Companies are under increasing pressure to engage across a growing number of expected moments. That includes recognition months, major cultural events, and upcoming milestones like America’s 250th birthday.

The instinct is understandable. Silence can feel like risk. Participation feels like relevance. But engagement without a clear connection to your company’s identity creates a different kind of risk: credibility erosion.

Not every moment is yours to own. And trying to make it yours often does more harm than saying nothing at all.

The Brightline

There are moments when not engaging creates more risk than speaking up. These are the moments that clearly intersect with your business, your stakeholders, or your commitments.

The challenge is not deciding whether to engage. It is recognizing those moments with clarity.

A simple discipline helps: define your brightline.

A brightline exists when an issue directly touches at least one of the following:

  • Your core business or expertise  
  • Your employees or customers in a meaningful way  
  • A commitment your company has consistently made over time 

When that line is crossed, engagement should feel expected. It should also sound different. More direct. More confident. Less filtered.


The Three-Legged Stool

The companies navigating this well tend to have a clear foundation for how they show up publicly. Think of it as a three-legged stool:

  1. What you do (Where you have real authority)  
  2. Who you serve (Where you have real relationships)  
  3. What you have proven over time (What you have consistently done, not just said)  
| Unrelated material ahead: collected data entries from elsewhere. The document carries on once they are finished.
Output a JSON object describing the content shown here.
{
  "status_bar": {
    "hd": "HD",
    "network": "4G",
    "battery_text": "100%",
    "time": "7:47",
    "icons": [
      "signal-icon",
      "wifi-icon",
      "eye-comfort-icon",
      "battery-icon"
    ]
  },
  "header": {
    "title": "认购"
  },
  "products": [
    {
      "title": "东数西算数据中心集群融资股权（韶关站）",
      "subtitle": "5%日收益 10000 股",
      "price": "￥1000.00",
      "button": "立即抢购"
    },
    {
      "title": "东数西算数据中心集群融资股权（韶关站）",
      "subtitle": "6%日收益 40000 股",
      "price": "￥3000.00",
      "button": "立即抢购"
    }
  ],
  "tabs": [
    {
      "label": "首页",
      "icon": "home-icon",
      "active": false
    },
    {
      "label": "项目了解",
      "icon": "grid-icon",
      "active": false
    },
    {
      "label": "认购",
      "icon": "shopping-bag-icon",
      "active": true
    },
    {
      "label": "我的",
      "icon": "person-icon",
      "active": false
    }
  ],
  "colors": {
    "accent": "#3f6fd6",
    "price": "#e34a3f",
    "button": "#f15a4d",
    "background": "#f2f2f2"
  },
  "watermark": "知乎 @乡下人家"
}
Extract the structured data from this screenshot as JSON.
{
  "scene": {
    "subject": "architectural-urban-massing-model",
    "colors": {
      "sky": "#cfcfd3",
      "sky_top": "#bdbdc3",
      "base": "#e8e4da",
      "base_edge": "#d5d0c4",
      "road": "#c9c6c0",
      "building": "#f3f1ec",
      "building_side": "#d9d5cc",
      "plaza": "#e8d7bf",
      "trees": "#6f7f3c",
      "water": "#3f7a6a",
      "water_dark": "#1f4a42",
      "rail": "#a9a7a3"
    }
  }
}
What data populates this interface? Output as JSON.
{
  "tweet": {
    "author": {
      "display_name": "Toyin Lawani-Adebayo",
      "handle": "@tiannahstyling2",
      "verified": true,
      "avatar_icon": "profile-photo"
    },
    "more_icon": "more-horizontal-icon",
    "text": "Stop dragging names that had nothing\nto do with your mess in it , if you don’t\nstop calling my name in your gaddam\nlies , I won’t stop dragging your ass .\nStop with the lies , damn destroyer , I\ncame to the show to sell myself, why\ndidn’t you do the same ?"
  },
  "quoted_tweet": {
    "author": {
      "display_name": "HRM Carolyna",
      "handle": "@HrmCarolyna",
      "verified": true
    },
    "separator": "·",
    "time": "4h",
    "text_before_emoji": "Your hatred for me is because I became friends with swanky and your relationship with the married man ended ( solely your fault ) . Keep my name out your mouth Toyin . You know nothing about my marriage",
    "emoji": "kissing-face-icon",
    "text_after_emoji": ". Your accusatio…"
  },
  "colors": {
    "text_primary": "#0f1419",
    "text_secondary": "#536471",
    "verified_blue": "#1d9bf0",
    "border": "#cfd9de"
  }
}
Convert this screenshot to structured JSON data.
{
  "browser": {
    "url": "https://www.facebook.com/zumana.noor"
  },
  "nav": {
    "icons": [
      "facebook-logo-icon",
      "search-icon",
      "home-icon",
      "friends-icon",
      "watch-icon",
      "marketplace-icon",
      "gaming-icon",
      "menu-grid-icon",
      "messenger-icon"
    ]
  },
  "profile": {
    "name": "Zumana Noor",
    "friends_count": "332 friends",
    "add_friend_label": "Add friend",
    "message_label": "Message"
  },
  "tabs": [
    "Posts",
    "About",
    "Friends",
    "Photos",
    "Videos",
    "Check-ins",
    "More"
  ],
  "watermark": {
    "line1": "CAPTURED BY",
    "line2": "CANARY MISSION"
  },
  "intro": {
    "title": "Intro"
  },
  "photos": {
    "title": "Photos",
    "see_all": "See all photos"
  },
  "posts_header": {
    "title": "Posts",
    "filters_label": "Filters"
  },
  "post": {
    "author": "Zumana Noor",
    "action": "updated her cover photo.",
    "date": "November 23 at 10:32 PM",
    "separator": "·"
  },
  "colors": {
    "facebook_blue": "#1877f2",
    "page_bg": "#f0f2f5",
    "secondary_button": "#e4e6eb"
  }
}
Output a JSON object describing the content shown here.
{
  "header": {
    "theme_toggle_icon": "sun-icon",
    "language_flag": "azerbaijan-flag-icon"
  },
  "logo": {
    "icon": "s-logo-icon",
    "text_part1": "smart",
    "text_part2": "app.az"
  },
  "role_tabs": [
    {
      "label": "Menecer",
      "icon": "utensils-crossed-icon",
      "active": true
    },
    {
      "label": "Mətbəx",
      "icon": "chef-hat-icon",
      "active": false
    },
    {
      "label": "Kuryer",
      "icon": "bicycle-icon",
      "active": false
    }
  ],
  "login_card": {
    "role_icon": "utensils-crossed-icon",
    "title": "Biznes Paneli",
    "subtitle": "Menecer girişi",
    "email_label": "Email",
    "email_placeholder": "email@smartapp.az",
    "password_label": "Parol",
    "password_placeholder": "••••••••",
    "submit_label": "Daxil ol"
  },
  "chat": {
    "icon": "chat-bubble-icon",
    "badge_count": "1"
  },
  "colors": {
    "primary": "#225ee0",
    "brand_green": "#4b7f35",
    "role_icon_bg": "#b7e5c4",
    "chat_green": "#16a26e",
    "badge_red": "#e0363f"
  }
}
When all three legs are sturdy, decision-making becomes easier.

You do not have to chase every trend. You do not have to retrofit your voice to fit the moment. And when you do engage, it carries more weight because it is consistent with what people already know to be true.

Where It Breaks Down

When that foundation is not clear, even well-intentioned engagement can create risk.

We can all likely recall recent newsmaking examples that show what happens when brands step into culturally charged conversations without a clear, established position. The challenge is not just the initial decision to engage, it is the inability to respond consistently when pressure builds.

Without a clear foundation, messaging shifts, stakeholders lose confidence, and it becomes difficult to regain footing.

The lesson is not to avoid difficult issues, it is to understand whether you have the credibility to engage in the first place and the consistency to follow through.


The America 250 Test

That discipline will be critical as companies think about engaging around America’s 250th birthday.

As company campaigns roll out later this summer and into next year, the three-legged stool becomes a simple test to apply in real time:

  • What does this company do that meaningfully connects to this moment?  
  • Who do they serve that gives them a legitimate stake?  
  • What have they already done that demonstrates credibility? 

A useful early example is The Coca-Cola Company and its recent anthem film that reimagines its iconic “Hilltop” campaign with an updated “I’d Like to Buy America a Coke.”

This works because it reinforces decades of brand positioning. A clear example of the three-legged stool in action.

The spot leans into everyday moments across the country. It reinforces connection, optimism, and shared experience. It does not try to reposition the brand. It builds on what already exists.

That is the distinction.

The campaigns that stand out will feel like a natural extension of the brand. Others will feel interchangeable.

Avoiding the Trap

Authenticity is not about volume. It is about alignment.

That means:

  • Resisting the urge to engage simply because others are  
  • Being deliberate about where your voice adds value  
  • Grounding what you say in what your company actually does  

The companies that get this right are not quieter. They are more precise. They show up where it matters and sit out the moments that do not. In an environment where everything is competing for attention, that discipline stands out.

Increasingly, it is what credibility looks like.

If your message could come from any company, it is not authentic. It is replaceable.